Joy Larsen Haidle, the president-elect of the National Society of Genetic Counselors, notes that for many loci, the effect of certain mutations isn't fully understood, so interpreting them for insurance policy purposes may be challenging, and it may be easy to confuse "a possibility and a true diagnosis."
However, Shawn Hausman, the senior vice president of the American Council of Life Insurers, says that insurers need access to health information to adequately gauge risk. "Without it there is the potential for anti-selection that could lead to higher insurance costs for everyone," she says. "An example would be insurers unknowingly assigning smokers an equal level of risk as non-smokers."

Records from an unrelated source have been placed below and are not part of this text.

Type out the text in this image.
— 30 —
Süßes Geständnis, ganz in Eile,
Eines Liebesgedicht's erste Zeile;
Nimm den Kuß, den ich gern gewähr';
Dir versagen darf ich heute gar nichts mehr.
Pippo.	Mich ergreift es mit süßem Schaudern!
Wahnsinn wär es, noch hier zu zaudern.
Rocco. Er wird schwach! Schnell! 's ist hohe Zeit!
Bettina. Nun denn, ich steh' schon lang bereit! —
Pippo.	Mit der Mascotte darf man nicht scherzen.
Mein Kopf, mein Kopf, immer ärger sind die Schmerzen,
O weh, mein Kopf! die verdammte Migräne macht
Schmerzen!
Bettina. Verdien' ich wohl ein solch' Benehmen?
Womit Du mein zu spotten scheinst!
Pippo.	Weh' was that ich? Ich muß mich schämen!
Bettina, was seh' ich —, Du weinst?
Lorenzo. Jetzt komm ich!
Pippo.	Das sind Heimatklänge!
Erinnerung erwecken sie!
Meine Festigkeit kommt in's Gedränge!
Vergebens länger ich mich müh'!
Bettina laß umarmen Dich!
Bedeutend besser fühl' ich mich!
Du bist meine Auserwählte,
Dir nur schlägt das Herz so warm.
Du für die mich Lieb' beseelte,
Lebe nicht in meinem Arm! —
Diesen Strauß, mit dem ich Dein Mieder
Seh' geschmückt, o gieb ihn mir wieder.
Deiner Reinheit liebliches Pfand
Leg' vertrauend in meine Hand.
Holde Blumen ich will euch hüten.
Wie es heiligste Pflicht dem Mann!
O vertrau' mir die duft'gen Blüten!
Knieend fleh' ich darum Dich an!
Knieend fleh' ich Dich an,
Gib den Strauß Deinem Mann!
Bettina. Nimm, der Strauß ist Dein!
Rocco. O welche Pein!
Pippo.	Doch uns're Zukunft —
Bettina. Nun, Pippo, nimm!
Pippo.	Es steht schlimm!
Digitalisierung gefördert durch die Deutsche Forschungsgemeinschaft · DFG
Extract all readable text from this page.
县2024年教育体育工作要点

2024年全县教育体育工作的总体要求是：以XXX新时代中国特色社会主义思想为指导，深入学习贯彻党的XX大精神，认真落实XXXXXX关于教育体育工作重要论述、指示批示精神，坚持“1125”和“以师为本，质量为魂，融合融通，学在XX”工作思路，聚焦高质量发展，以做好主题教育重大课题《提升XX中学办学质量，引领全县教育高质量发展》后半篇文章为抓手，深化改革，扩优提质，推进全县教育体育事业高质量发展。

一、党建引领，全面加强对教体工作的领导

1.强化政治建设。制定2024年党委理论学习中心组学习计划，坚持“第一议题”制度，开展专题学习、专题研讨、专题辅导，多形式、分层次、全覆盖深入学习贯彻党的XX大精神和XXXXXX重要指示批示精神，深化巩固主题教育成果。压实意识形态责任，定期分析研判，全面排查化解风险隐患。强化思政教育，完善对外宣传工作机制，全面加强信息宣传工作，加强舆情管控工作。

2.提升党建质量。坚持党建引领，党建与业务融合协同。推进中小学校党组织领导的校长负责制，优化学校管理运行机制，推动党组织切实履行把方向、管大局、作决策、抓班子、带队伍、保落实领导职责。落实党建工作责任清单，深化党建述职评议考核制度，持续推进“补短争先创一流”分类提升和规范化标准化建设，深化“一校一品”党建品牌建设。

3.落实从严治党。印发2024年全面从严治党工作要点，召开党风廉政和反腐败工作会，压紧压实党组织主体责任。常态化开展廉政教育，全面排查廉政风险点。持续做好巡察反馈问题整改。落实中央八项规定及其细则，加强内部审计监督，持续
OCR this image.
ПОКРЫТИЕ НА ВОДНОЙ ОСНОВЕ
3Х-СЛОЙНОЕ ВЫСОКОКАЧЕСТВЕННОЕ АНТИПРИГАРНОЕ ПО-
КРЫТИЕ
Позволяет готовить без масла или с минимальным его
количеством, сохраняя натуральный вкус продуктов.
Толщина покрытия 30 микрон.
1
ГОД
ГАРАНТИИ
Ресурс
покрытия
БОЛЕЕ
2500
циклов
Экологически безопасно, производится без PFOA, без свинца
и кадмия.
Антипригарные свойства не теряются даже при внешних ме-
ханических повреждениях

But Angus MacDonald, a professor of actuarial mathematics at Heriot-Watt University in Edinburgh, argues that the risk to insurers is low. For someone to a risk for insurers, they'd have to be healthy in early adulthood when they buy the insurance, but with a genetic mutation that would make them extremely likely to be severely ill by late middle age. Modeling, he says, shows that that just doesn't happen very often.
Additionally, Bartha Marie Knoppers and Yann Joly from the Center of Genomics and Policy at McGill University in Montreal write that there have been few documented cases of genetic discrimination in either the US or Europe. "The possibility of insurance discrimination should be more thoroughly investigated before we adopt broad laws that could further stigmatize people with genetic conditions," they say.
Still, Francis Collins, the director of the US National Institutes of Health, argues that there need to be "golden rules for genetic privacy." For instance, Collins writes that the decision to undergo a genetic test "should be made knowingly and freely" and that "[i]nsurers and others should not be able to demand such testing as a condition for services."